‘The Way I Used to Be’ (2016) a mature portrayal of the age of immaturity

The Way I Used to Be

Amber Smith’s debut novel, “The Way I Used to Be” (2016), was my book club’s selection for “Makes You Cry” month, and indeed, she delivers lump-in-your-throat writing. It’s expertly calibrated to achieve balances: a main character who is a horrible person and a good person, situations that are horrific but not hopeless, a deeply internal story with well-drawn external characters.

This young-adult novel starts with – this isn’t a spoiler because it happens on the first page — Edy being raped during Christmas break of her freshman year by her older brother’s best friend, Kevin. Then it becomes an exploration of Edy’s mental health through her high school years, with the battle fought internally.

Becoming … someone different

Although Edy’s brain problems are triggered by a physical attack, I think anyone on the struggle bus will relate to her. Since she’s 15, she hasn’t become who she is going to be yet, and the rape derails her. She ends up on a foreign track, purposely behaving antithetically to her nature. Smith writes Edy in the first person, but ingeniously uses “her” when referring to the pre-attack Edy.


Book Review

“The Way I Used to Be” (2016)

Author: Amber Smith

Genre: Teen drama

Setting: Unnamed northern U.S. suburbia, 2010s

Note to readers: The Book Club Book Report series features books I’m reading for my book club, Brilliant Bookworms.


The new version tries out her full name, Eden, and actually does gain some confidence by switching from glasses to contacts, dressing fashionably and trying a new red hair color. Smith was born in 1982 so it’s possible that the dye-job parallel to Angela Chase of “My So-Called Life” (1994) is not coincidental.

Also coming to mind is Joey Potter’s arc in Season 1 of “Dawson’s Creek” (1998), when she can’t tell Dawson she loves him – a failure that makes her depressed and snappish. What Eden can’t verbalize is much more serious, of course.

Guys start to notice her, and she uses this new card in her deck to be promiscuous, which clashes with her inner nature. There’s drinking and drugs, too – oddly understated by Smith — but generally Eden is addicted to anger and self-loathing.

Internal strife

With mental-health stories like this, I always wonder if psychiatrists and counselors yell at the pages “Tell someone!” Counseling and pills are not mentioned once in “The Way I Used to Be.” I’m not saying they are a fix-all for everyone, but it is unfortunate for a modern-day story.

(Things like smartphones suggest it’s set around the time of its publication, although it is odd that Eden and other teens smoke cigarettes, which doesn’t seem like a Gen-Z thing to do. It makes me wonder if Smith is writing about a personal experience from the 1990s; if so, she’s keeping that to herself.)

Generally, I would say conversations with unfinished sentences – as we get during the first meetings between Eden and Josh, the guy she’ll develop feelings for (although she won’t admit it) – would be annoying. But Smith makes them sound natural.
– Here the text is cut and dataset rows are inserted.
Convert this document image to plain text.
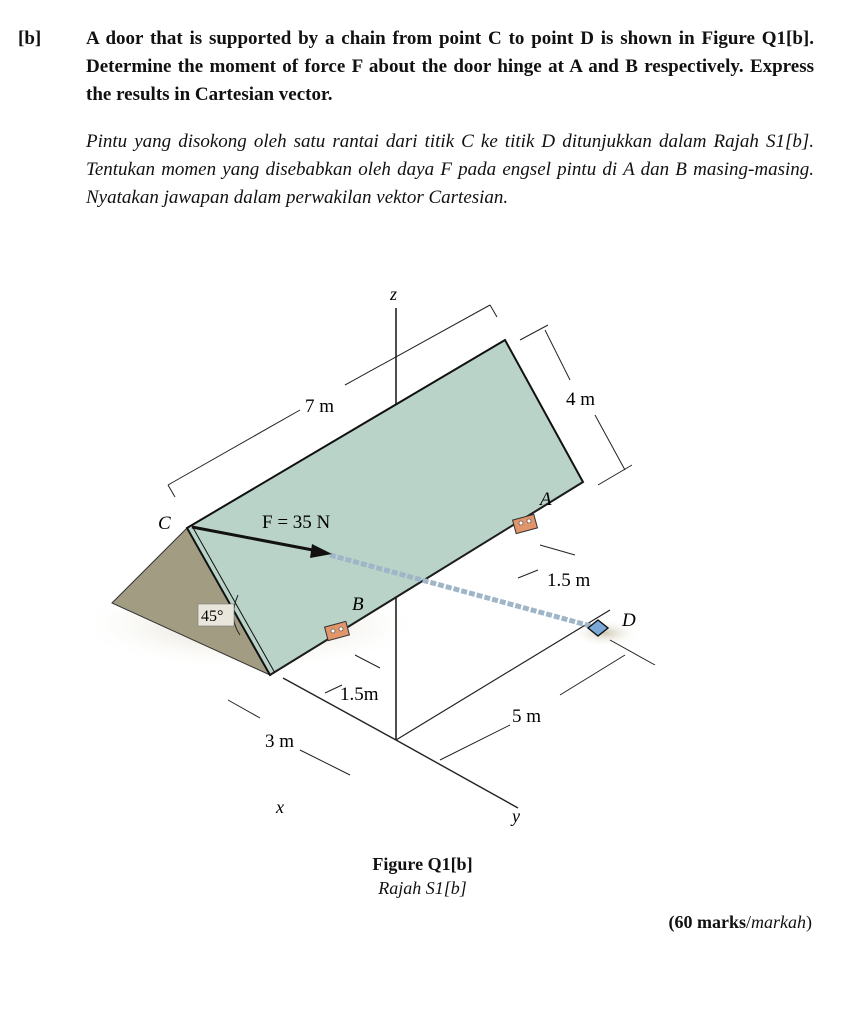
[b] A door that is supported by a chain from point C to point D is shown in Figure Q1[b]. Determine the moment of force F about the door hinge at A and B respectively. Express the results in Cartesian vector.

Pintu yang disokong oleh satu rantai dari titik C ke titik D ditunjukkan dalam Rajah S1[b]. Tentukan momen yang disebabkan oleh daya F pada engsel pintu di A dan B masing-masing. Nyatakan jawapan dalam perwakilan vektor Cartesian.

z
x	y
7 m	4 m
A
C	F = 35 N
1.5 m
B
D
45°
1.5m
5 m
3 m
Figure Q1[b]
Rajah S1[b]
(60 marks/markah)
All of the teen characters are immature in a believable way, with a nice cross-section represented. The Awkward Sensitive Guy comes in the form of Steve, a member of Eden’s lunch-break library book club. While the Nice Guys Finish Last trope does indeed play out, it’s nice to see that Eden is not proud of being mean to Steve.

If Smith wrote “The Way I Used to Be” in third-person style without access to Eden’s brain, Eden would come off as absolutely awful. But because she knows she’s behaving badly, we sympathize with her. (Although I don’t know why she calls her parents by their first names; that seems cold even for her – not to mention a teen-rebellion cliché.)

Sympathy for her characters

Smith has sympathy for all her characters as flawed human beings (Even Kevin develops slightly beyond a generic monster). In the most harrowing passage outside of chapter one, Eden is bullied by two older boys who run with Eden’s stereotype as the school “slut.” “I see something like remorse flicker in his eye, like a neurological twitch,” Smith writes from Eden’s POV. “I guess even a psychotic asshole can see I’m terrified.”

What I like most about “The Way I Used to Be” is that – although Eden is a victim – she doesn’t want to be a victim. She wants to be strong. The irony, of course, is that asking for help is the strong thing to do, and she’s unable to do that. We always understand why this simple thing is so hard – starting with Kevin’s threat to kill her, but developing into a nuanced tangle of excuses.

The author doesn’t seek to blame Eden’s brother Caelin, her parents, her best friend Mara or her boyfriend Josh for not drawing Eden’s triggering event out of her mouth. After all, they do try. But we can’t help but think, “Man, I wish one of them could somehow draw it out of her so she could begin to deal, and heal.” I don’t know if its purposeful by Smith, but the novel is a statement about the importance of keeping an eye on loved ones’ mental health.

I took a long time to read “The Way I Used to Be.” It’s so emotional that it’s hard to pick up. Yet it’s easy to catch the wave of Eden’s inner monolog each time, and then it becomes hard to put down. In the end, Smith’s debut novel will be hard to forget.